The no-prize answer is ‘because we have to’. The correct one is because we cannot afford not to.
ICAO Annex 13 lays out the consolation that ‘the sole objective of the investigation of an […] incident shall be the prevention of […] incidents. It is not the purpose of this activity to apportion blame or liability’. The tangible outcome of an incident investigation is the Investigation Report housing sections on Factual Information, Analysis, and Conclusions. It only stands to reason that Factual Information has to be obtained and suitably analysed for conclusions be drawn as to WHAT actually happened, and WHY it happened. Now comes the sticky part, for the Investigator is also tasked with coming up with Safety Recommendations. I admit that, as an Incident Investigator, I have often slept uneasy over this last responsibility. I have gathered and examined written and verbal reports, I have listened to voice recordings and transcribed them, I have watched the video recordings of the occurrence or the radar screen as well as the relative keyboard inputs, I have interviewed all involved and obtained as much information as to what was happening. I have made myself familiar with all the circumstances at the time. Armed with all available data, I have absolutely no problem with reaching conclusions about causal and contributing factors. On these I am now an authority. But to make recommendations? I look back to the courses I attended, and the training seminars I endured (and lately made others endure), and note with disappointment that this ultimate ‘must do’ has, all-too-often, been very much glossed over. We make it sound as if coming up with recommendations is simply a natural follow-up to all the digging made, and these will simply fall into the lap of the deserving. The bad news is that this is far from it.

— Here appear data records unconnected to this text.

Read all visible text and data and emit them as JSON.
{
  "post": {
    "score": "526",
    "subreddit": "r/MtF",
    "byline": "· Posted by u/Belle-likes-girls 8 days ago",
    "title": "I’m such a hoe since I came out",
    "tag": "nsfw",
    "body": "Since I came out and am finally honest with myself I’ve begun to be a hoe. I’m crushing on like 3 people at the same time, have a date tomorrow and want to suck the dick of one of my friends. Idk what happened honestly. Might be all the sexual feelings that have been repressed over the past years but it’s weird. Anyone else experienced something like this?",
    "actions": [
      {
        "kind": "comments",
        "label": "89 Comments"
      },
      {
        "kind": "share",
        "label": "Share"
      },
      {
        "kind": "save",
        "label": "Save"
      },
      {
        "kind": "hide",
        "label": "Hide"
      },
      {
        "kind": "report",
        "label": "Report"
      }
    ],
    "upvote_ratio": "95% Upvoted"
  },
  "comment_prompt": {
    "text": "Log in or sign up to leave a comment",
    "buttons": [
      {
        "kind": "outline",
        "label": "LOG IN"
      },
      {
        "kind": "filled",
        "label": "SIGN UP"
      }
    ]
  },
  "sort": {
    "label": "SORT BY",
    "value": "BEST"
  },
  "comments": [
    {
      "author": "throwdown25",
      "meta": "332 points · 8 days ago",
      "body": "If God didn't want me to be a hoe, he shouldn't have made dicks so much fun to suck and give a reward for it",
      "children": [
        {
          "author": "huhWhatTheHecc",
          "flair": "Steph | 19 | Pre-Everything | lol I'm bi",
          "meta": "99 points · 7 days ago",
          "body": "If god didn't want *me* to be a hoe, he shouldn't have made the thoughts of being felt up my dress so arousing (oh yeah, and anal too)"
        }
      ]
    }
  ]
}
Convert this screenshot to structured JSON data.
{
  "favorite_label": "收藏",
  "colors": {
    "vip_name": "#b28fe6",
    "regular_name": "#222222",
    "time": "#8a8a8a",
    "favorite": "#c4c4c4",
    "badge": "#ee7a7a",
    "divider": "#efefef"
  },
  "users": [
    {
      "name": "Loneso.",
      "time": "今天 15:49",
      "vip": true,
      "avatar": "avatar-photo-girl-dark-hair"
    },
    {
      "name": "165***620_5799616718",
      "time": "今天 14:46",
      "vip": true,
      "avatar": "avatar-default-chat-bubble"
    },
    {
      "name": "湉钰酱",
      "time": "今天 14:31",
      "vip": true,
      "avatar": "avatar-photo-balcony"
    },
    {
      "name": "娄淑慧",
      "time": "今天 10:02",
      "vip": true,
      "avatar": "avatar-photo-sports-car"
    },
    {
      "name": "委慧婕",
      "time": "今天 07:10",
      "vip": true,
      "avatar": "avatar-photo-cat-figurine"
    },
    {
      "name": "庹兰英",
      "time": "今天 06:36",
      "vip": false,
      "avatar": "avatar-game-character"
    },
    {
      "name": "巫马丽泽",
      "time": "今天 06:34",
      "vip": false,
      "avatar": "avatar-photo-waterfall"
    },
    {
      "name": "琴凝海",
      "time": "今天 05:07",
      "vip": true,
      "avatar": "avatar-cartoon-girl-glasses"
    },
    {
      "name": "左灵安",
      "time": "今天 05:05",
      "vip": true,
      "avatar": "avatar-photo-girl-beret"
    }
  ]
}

I can put suggestions on how to right obvious shortcomings; I can also extrapolate the actual happening to include ‘what if’ scenarios and decide if the available procedures or resources carry enough resiliency. But I have, at times, felt insufficiently equipped to confidently reassure myself that I have covered all possible recommendations. Is it enough to point out that inappropriate phraseology was a contributing factor to a runway incursion? Or, that better employment of speed control could have averted an unwholesome situation? Or, that letters of agreement between sectors do not cover all eventualities? I question myself, should I spell out a recommendation that personnel attend mandatory phraseology or speed control refresher training? Or oblige the powers that be to revisit procedures? What if I overlook a recommendation which could avert another incident in the future? Should I conscientiously take responsibility for my recommendations to not adversely impact my company financially? Should I even be questioning myself about such? Uneasy is the head that wears the headset marked Incident Investigator.

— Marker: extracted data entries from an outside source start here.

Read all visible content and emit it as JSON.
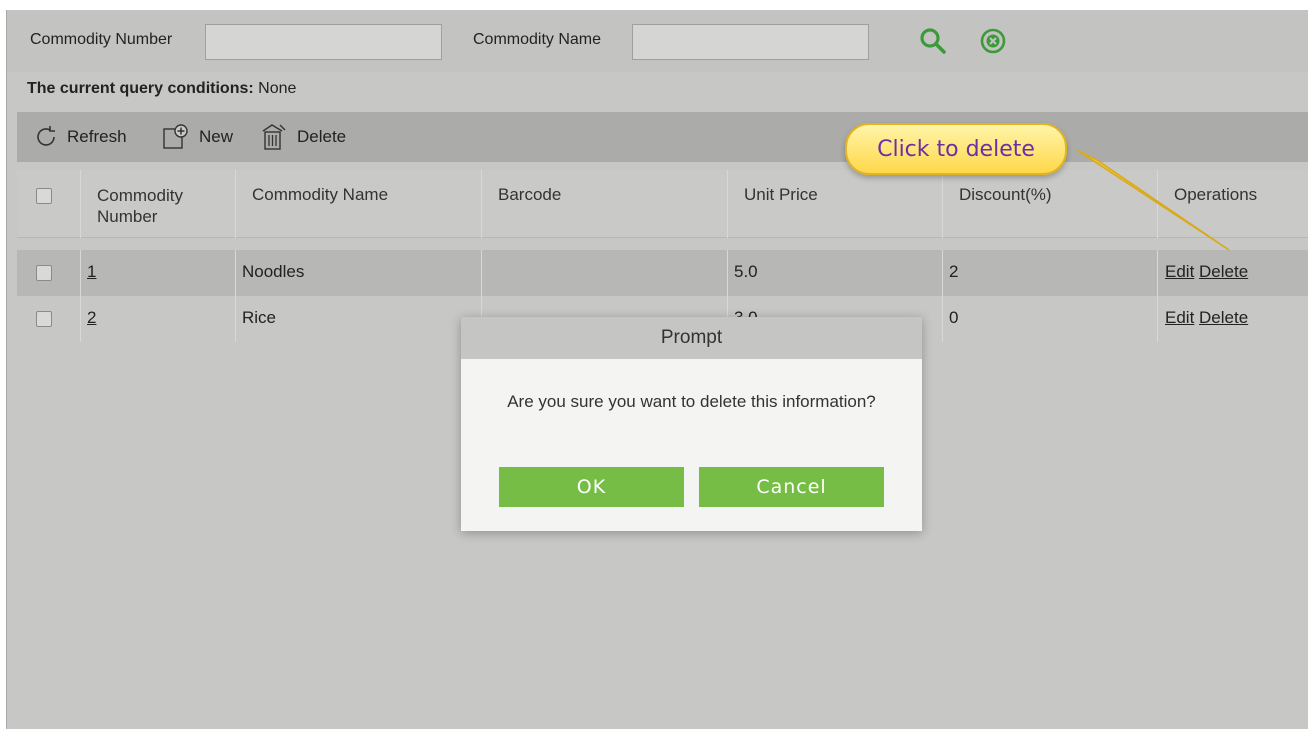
{
  "search": {
    "commodity_number_label": "Commodity Number",
    "commodity_number_value": "",
    "commodity_name_label": "Commodity Name",
    "commodity_name_value": "",
    "search_icon": "search-icon",
    "clear_icon": "clear-circle-icon"
  },
  "query": {
    "label": "The current query conditions:",
    "value": "None"
  },
  "toolbar": {
    "refresh_label": "Refresh",
    "new_label": "New",
    "delete_label": "Delete"
  },
  "table": {
    "headers": [
      "Commodity Number",
      "Commodity Name",
      "Barcode",
      "Unit Price",
      "Discount(%)",
      "Operations"
    ],
    "rows": [
      {
        "number": "1",
        "name": "Noodles",
        "barcode": "",
        "unit_price": "5.0",
        "discount": "2",
        "edit": "Edit",
        "delete": "Delete"
      },
      {
        "number": "2",
        "name": "Rice",
        "barcode": "",
        "unit_price": "3.0",
        "discount": "0",
        "edit": "Edit",
        "delete": "Delete"
      }
    ]
  },
  "callout": {
    "text": "Click to delete"
  },
  "dialog": {
    "title": "Prompt",
    "message": "Are you sure you want to delete this information?",
    "ok_label": "OK",
    "cancel_label": "Cancel"
  },
  "colors": {
    "accent_green": "#76bd45",
    "search_icon_green": "#3d9a3a",
    "callout_fill": "#ffd84a",
    "callout_text": "#6b2fa6"
  }
}
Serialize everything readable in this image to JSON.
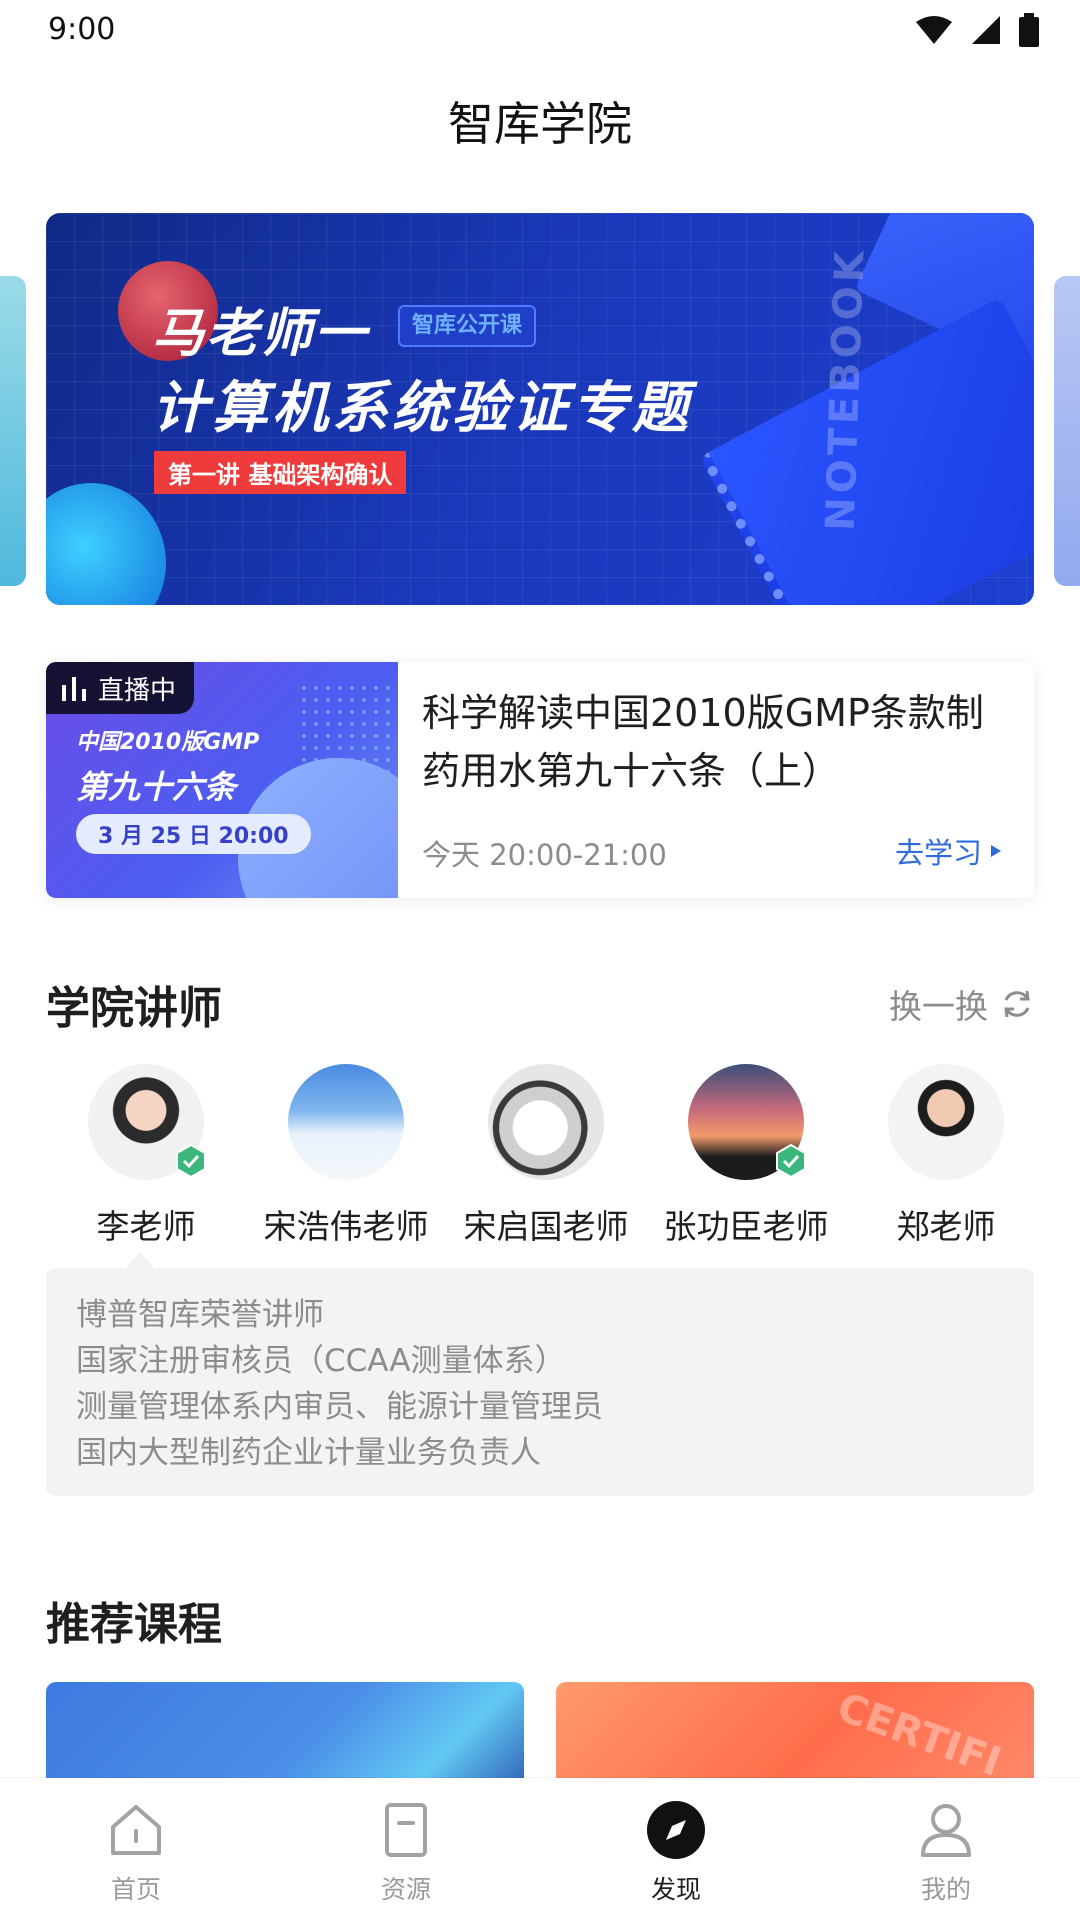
{
  "status_bar": {
    "time": "9:00"
  },
  "header": {
    "title": "智库学院"
  },
  "banner": {
    "title_line1": "马老师一",
    "badge": "智库公开课",
    "title_line2": "计算机系统验证专题",
    "subtitle": "第一讲 基础架构确认",
    "notebook_text": "NOTEBOOK"
  },
  "live_course": {
    "badge_label": "直播中",
    "thumb_line1": "中国2010版GMP",
    "thumb_line2": "第九十六条",
    "thumb_date": "3 月 25 日 20:00",
    "title": "科学解读中国2010版GMP条款制药用水第九十六条（上）",
    "time": "今天 20:00-21:00",
    "action_label": "去学习"
  },
  "teachers_section": {
    "title": "学院讲师",
    "swap_label": "换一换",
    "teachers": [
      {
        "name": "李老师",
        "verified": true
      },
      {
        "name": "宋浩伟老师",
        "verified": false
      },
      {
        "name": "宋启国老师",
        "verified": false
      },
      {
        "name": "张功臣老师",
        "verified": true
      },
      {
        "name": "郑老师",
        "verified": false
      }
    ],
    "selected_bio": [
      "博普智库荣誉讲师",
      "国家注册审核员（CCAA测量体系）",
      "测量管理体系内审员、能源计量管理员",
      "国内大型制药企业计量业务负责人"
    ]
  },
  "recommend_section": {
    "title": "推荐课程",
    "course_b_text": "CERTIFI"
  },
  "tabbar": {
    "tabs": [
      {
        "label": "首页",
        "icon": "home-icon",
        "active": false
      },
      {
        "label": "资源",
        "icon": "document-icon",
        "active": false
      },
      {
        "label": "发现",
        "icon": "compass-icon",
        "active": true
      },
      {
        "label": "我的",
        "icon": "user-icon",
        "active": false
      }
    ]
  },
  "colors": {
    "accent_blue": "#2f6bdc",
    "verified_green": "#3bb77e",
    "live_badge_bg": "#000000"
  }
}
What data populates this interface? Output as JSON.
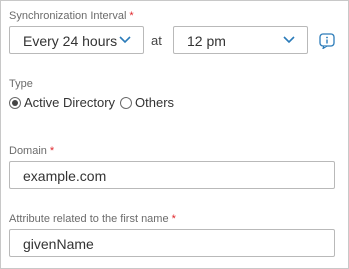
{
  "sync": {
    "label": "Synchronization Interval",
    "required": "*",
    "interval_value": "Every 24 hours",
    "at_label": "at",
    "time_value": "12 pm",
    "info_icon": "info-icon"
  },
  "type": {
    "label": "Type",
    "options": [
      {
        "label": "Active Directory",
        "selected": true
      },
      {
        "label": "Others",
        "selected": false
      }
    ]
  },
  "domain": {
    "label": "Domain",
    "required": "*",
    "value": "example.com"
  },
  "first_name_attr": {
    "label": "Attribute related to the first name",
    "required": "*",
    "value": "givenName"
  },
  "colors": {
    "accent": "#2b7bb9",
    "required": "#e0262b",
    "border": "#b9b9b9"
  }
}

Making recommendations is an onerous responsibility. A medical doctor, having examined the patient and carried out the required tests, writes out the appropriate chemicals to be ingested to right the ailment. The Investigator prescribes appropriate remedial attention to avert a repetition of an unpleasant happening. The patient implicitly puts his trust in the good doctor and happily downs pink capsules before meals; the system trusts the recommendations to be the best cure to a malady. The recommendations being delivered, the ANSP decides if they should be implemented: whether in their entirety or in part, the method and the timing. The Investigator’s report is only testament to her findings coupled with her experience; it is the ANSP’s call to implement the corrections. The entity is answerable to its clients, its professionals, and the overseeing Authority.
Approaching summer of 2020, we are in a shell-shocked state. We do not know what the postdiluvian world will look like. Regarding Investigator training, we have, in recent years, witnessed the progressive reduction of the instruction and practice period. One can only assume these will be decreased even further. e-TOKAI* has wonderfully enabled the reporting and investigation process to be conveniently wrapped up in a seamless package with a deliverable document rolling out at the other end. The Tool has taken out the hassle and intricacies of building a report while ensuring that all possible data is collected. Investigation reports have become more standardised, coherent and thorough. e-TOKAI sees to that. Sadly, the free-text areas can be more disappointing. Investigator training, even more limited as it might evolve, will continue to train candidates in data gathering, interviewing techniques and gaining personnel trust, but more consideration should be given to the quality of report writing.
Writing reports is an art form. The writer has to keep the intended consumer in mind. The report culminates in the Recommendations area, and the Investigator has to ‘sell’ her recommendations in the most convincing manner. A badly structured report will not inspire a sale, and a badly written one will only alienate its audience, rendering the exercise futile.
At the end of a report come the recommendations. Mine is to revisit the Investigator training material, give e-TOKAI its room to do what it does best, and better employ time and resources to train our professionals to construct better reports and put forward meaningful recommendations.
We cannot afford otherwise.
* e-TOKAI is Eurocontrol´s toolkit for air traffic management occurrence investigation.
Renald Galea is an Air Traffic Controller with vast experience as an Incident Investigator and the use of e-TOKAI and RAT.